Remember than the directory you see in Subversion (trunk, tags, branches) will not exist in any modern (D)VCS, where branches and tags are first class citizen (i.e. meta-data directly managed by the tool), as opposed as simple directory resulting from a cheap copy (in SVN).

That means when you convert a SVN repository, you should not store directly any "trunk", "tags" or "branches" directory in the history of the Hg repo.

You should rather use a tool like hgsubversion to import your SVN repo (like just "repo/projectA") into a Hg repo dedicated to the projectA. it will keep tags and branches of the orignal SVN project and convert them into Hg objects.
From its documentation:

All updates using hgpullsvn are made in the branch named from the last component of the SVN URL (e.g., if the SVN URL is svn://server/myproj/branches/feature-ZZZ, hgpullsvn will create and use the named branch 'feature-ZZZ')


If you do not want "convert" but "syncing", tonfa recommend hgsubversion, although it "is currently in a state of flux due to heavy refactoring":

Right now it is not ready for production use. You should only be using this if you're ready to hack on it, and go diving into the internals of Mercurial and/or Subversion.

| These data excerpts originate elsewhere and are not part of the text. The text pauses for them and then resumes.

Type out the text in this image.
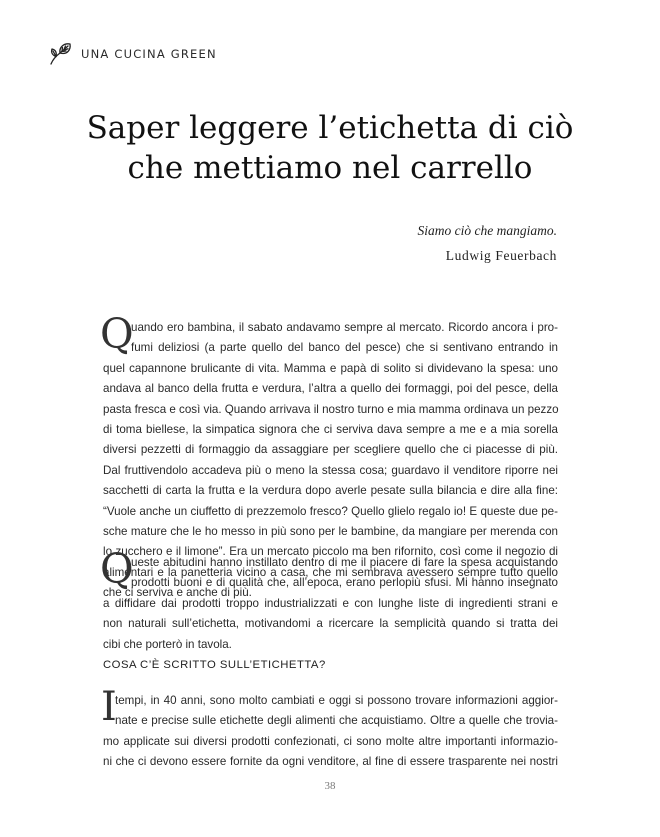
UNA CUCINA GREEN
Saper leggere l’etichetta di ciò
che mettiamo nel carrello
Siamo ciò che mangiamo.
Ludwig Feuerbach
Q
uando ero bambina, il sabato andavamo sempre al mercato. Ricordo ancora i pro-
fumi deliziosi (a parte quello del banco del pesce) che si sentivano entrando in
quel capannone brulicante di vita. Mamma e papà di solito si dividevano la spesa: uno
andava al banco della frutta e verdura, l’altra a quello dei formaggi, poi del pesce, della
pasta fresca e così via. Quando arrivava il nostro turno e mia mamma ordinava un pezzo
di toma biellese, la simpatica signora che ci serviva dava sempre a me e a mia sorella
diversi pezzetti di formaggio da assaggiare per scegliere quello che ci piacesse di più.
Dal fruttivendolo accadeva più o meno la stessa cosa; guardavo il venditore riporre nei
sacchetti di carta la frutta e la verdura dopo averle pesate sulla bilancia e dire alla fine:
“Vuole anche un ciuffetto di prezzemolo fresco? Quello glielo regalo io! E queste due pe-
sche mature che le ho messo in più sono per le bambine, da mangiare per merenda con
lo zucchero e il limone”. Era un mercato piccolo ma ben rifornito, così come il negozio di
alimentari e la panetteria vicino a casa, che mi sembrava avessero sempre tutto quello
che ci serviva e anche di più.
Q
ueste abitudini hanno instillato dentro di me il piacere di fare la spesa acquistando
prodotti buoni e di qualità che, all’epoca, erano perlopiù sfusi. Mi hanno insegnato
a diffidare dai prodotti troppo industrializzati e con lunghe liste di ingredienti strani e
non naturali sull’etichetta, motivandomi a ricercare la semplicità quando si tratta dei
cibi che porterò in tavola.
COSA C’È SCRITTO SULL’ETICHETTA?
I
tempi, in 40 anni, sono molto cambiati e oggi si possono trovare informazioni aggior-
nate e precise sulle etichette degli alimenti che acquistiamo. Oltre a quelle che trovia-
mo applicate sui diversi prodotti confezionati, ci sono molte altre importanti informazio-
ni che ci devono essere fornite da ogni venditore, al fine di essere trasparente nei nostri
38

Since hgsvn also allow some syncing through hgpushsvn and hgpullsvn... I would stick with hgsvn for now.

VonC
Please do not advocate hgsvn, hgsubversion is the preferred way to handle svn live syncing (as opposed to "final" conversions as done by hg convert).
tonfa
you mixed the two tools now. (I still think hgsubversion is better, even if it doesn't advertize itself for production use, it is the long term solution).